The renewal fee for your LLC will vary based on the state that you are set up in.
The process to form an LLC isn't complicated as long as you have the necessary documents. It won't cost you a lot of time.
It also won't cost you much money either.
Depending on the state, the LLC fees to set up and file paperwork will range anywhere between $40 to $500.
If you opt to use filing services, then they can charge an additional fee to assist you with the procedures.
You can also incur more fees if you choose to put a rush on your LLC processing.
Why should you switch to an LLC? At what point do you need a limited liability company?
The LLC benefits are different from a sole proprietorship. As mentioned earlier, the two major benefits are pass-through taxation and liability protection to safeguard your personal assets.
As the owner of an LLC, you will only be required to file individual taxes. Business income or losses will be passed through to the business owner.
This means that the Internal Revenue Service (IRS) will not require you to file separate income taxes for your business.
Your company's profits will be part of your personal income. Therefore, it will be taxed on personal income tax rates.
When you are running a sole proprietorship, you represent the same entity as your business. This means that you share the same debts and liabilities as your business.
If your business were to acquire debts or liability issues, then creditors will have the right to seize your personal assets such as your home, savings accounts, and more.

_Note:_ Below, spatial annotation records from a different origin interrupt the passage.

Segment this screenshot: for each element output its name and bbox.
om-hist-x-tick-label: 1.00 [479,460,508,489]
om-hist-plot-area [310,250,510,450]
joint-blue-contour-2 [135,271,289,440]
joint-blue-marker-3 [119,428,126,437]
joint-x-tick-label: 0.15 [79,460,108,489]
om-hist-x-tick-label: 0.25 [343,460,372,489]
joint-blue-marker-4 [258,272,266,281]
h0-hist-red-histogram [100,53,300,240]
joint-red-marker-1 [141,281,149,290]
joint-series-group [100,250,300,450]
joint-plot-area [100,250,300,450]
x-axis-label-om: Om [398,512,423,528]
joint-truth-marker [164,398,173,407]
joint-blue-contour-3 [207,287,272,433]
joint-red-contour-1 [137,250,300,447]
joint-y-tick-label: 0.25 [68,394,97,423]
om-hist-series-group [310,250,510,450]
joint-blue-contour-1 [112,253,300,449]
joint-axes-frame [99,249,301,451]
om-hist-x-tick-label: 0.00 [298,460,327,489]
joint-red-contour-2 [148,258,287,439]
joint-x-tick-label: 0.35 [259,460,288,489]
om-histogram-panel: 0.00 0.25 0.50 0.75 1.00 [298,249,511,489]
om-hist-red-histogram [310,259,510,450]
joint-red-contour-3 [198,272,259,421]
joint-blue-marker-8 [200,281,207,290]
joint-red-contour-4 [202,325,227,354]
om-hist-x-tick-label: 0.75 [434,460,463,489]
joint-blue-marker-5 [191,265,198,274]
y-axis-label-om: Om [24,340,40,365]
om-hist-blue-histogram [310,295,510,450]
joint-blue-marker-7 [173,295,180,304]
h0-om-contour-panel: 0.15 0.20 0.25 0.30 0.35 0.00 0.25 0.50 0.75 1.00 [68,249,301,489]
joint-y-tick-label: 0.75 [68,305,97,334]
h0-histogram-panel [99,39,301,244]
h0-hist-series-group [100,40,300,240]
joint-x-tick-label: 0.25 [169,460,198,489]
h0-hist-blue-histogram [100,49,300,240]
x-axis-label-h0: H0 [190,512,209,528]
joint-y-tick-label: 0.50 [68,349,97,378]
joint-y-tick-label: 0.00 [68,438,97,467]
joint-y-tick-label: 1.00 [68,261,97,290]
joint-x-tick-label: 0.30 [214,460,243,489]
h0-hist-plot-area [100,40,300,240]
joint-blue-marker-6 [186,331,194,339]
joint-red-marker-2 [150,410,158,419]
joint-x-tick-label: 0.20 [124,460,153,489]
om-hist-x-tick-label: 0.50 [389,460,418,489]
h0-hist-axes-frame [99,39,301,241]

However, when you own an LLC, you are protected. Your business organization and your personal life are held separately. You will no longer be held responsible for the business debts and liabilities.
Being protected means creditors cannot seize the personal items of members such as their cars, bank accounts, or houses even if the company goes bankrupt. It is a good idea to have a separate business checking account for an LLC.
As long as you do not pierce the corporate veil, you are protected. Piercing the corporate veil is a unique situation in which business transactions are mixed with your personal transactions. This will void the personal liability protection that an LLC offers if a court decides to hold LLC members responsible.